I am in a hunt for a continuous function $Q : [0,1] \to \mathbb R$ that satisfies the following criteria:

1. $Q(0) = 0$

2. $Q(1) = 1$

3. $Q'(x) \geq 0$ for all $x \in [0,1]$

4. $\int_0^1 P(x)Q(x)= 0.7$, where $P(x)$ is the standard beta distribution $$P(x)=\frac{x^{\alpha-1}(1-x)^{\beta-1}}{B(\alpha,\beta)}$$

I understand that there might be many possibilities for a $Q(x)$ with only these constraints, Since $Q(x)$ seems to resemble a CDF (of the distribution my interest: a beta distribution), I was considering that also the as probable candidate with appropriates scaling. But it seems like the incomplete beta function is giving me a hard time to compute this reasonably well.

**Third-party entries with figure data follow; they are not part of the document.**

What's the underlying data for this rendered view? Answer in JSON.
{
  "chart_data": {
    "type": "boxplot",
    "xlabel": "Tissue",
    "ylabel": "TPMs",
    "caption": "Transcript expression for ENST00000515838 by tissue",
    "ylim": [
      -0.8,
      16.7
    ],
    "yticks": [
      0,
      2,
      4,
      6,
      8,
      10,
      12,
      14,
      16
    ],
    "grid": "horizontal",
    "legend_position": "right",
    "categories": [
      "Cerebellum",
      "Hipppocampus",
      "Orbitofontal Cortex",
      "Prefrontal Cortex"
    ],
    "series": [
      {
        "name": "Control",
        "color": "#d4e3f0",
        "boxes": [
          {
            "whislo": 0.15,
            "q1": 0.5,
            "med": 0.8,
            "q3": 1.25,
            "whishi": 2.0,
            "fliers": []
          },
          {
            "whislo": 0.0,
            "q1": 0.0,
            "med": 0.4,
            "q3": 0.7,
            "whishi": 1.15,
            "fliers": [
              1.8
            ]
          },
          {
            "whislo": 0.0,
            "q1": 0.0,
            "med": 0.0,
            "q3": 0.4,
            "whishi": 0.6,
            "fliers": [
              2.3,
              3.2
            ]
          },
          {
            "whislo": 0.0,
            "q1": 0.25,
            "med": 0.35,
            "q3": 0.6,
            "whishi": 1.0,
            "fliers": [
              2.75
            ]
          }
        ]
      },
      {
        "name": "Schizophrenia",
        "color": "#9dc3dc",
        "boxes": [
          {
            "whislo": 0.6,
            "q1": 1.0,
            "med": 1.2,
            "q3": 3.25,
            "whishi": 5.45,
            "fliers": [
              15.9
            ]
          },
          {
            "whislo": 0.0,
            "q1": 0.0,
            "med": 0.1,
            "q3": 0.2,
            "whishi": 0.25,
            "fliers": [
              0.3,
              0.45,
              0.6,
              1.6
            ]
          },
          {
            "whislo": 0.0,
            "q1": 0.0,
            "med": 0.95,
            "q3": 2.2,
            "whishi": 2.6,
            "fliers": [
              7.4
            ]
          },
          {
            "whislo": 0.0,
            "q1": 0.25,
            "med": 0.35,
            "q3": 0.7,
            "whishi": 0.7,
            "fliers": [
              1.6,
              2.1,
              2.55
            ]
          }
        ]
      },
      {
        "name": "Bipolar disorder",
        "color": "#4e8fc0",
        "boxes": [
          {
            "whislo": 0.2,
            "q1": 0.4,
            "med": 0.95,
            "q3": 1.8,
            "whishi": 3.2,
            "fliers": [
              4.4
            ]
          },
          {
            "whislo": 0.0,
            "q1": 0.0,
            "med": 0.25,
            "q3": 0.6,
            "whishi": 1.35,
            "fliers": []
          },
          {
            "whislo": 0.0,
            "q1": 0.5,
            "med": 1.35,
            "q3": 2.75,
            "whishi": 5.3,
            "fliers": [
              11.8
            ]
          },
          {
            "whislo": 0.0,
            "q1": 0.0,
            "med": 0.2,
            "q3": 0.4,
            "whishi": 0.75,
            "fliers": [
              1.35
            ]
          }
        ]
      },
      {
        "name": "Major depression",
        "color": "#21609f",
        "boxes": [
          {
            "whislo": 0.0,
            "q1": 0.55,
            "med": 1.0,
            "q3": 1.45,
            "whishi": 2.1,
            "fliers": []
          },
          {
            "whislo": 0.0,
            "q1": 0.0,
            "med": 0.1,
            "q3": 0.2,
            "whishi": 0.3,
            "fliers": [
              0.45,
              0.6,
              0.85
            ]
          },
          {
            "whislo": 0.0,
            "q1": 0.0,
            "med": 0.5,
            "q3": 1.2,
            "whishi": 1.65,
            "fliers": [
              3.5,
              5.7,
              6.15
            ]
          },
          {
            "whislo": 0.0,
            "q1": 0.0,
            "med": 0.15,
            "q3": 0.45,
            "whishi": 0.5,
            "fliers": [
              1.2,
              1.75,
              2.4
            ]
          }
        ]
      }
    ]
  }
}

Can someone suggest an elegant $Q(x)$ that satisfies all conditions in the range $0\leq x\leq1$. Please correct me if any of the conditions I described above makes it impossible to define a $Q(x)$.

Answer 1

It's arguably not elegant, because it is only differentiable on $(0,1)$, but this works:

1. $Q(0) = 0$
2. $Q(1) = 1$
3. $Q(x) = 0.7$ for all $x \in (0,1)$

Answer 2

$$Q(x)=x, \alpha=7, \beta=3$$ gives: $$\frac{\int_{0}^{1} x~ x^7 (1-x)^3 dx}{\int_{0}^{1} x^7 (1-x)^3 dx}=\frac{B(8,3)}{B(7,3)}=\frac{\Gamma(8)\Gamma(3) \Gamma(10)}{\Gamma(7) \Gamma(3)\Gamma(11)}=\frac{7!~2!~9!}{6!~3!~10!}=\frac{7}{10}$$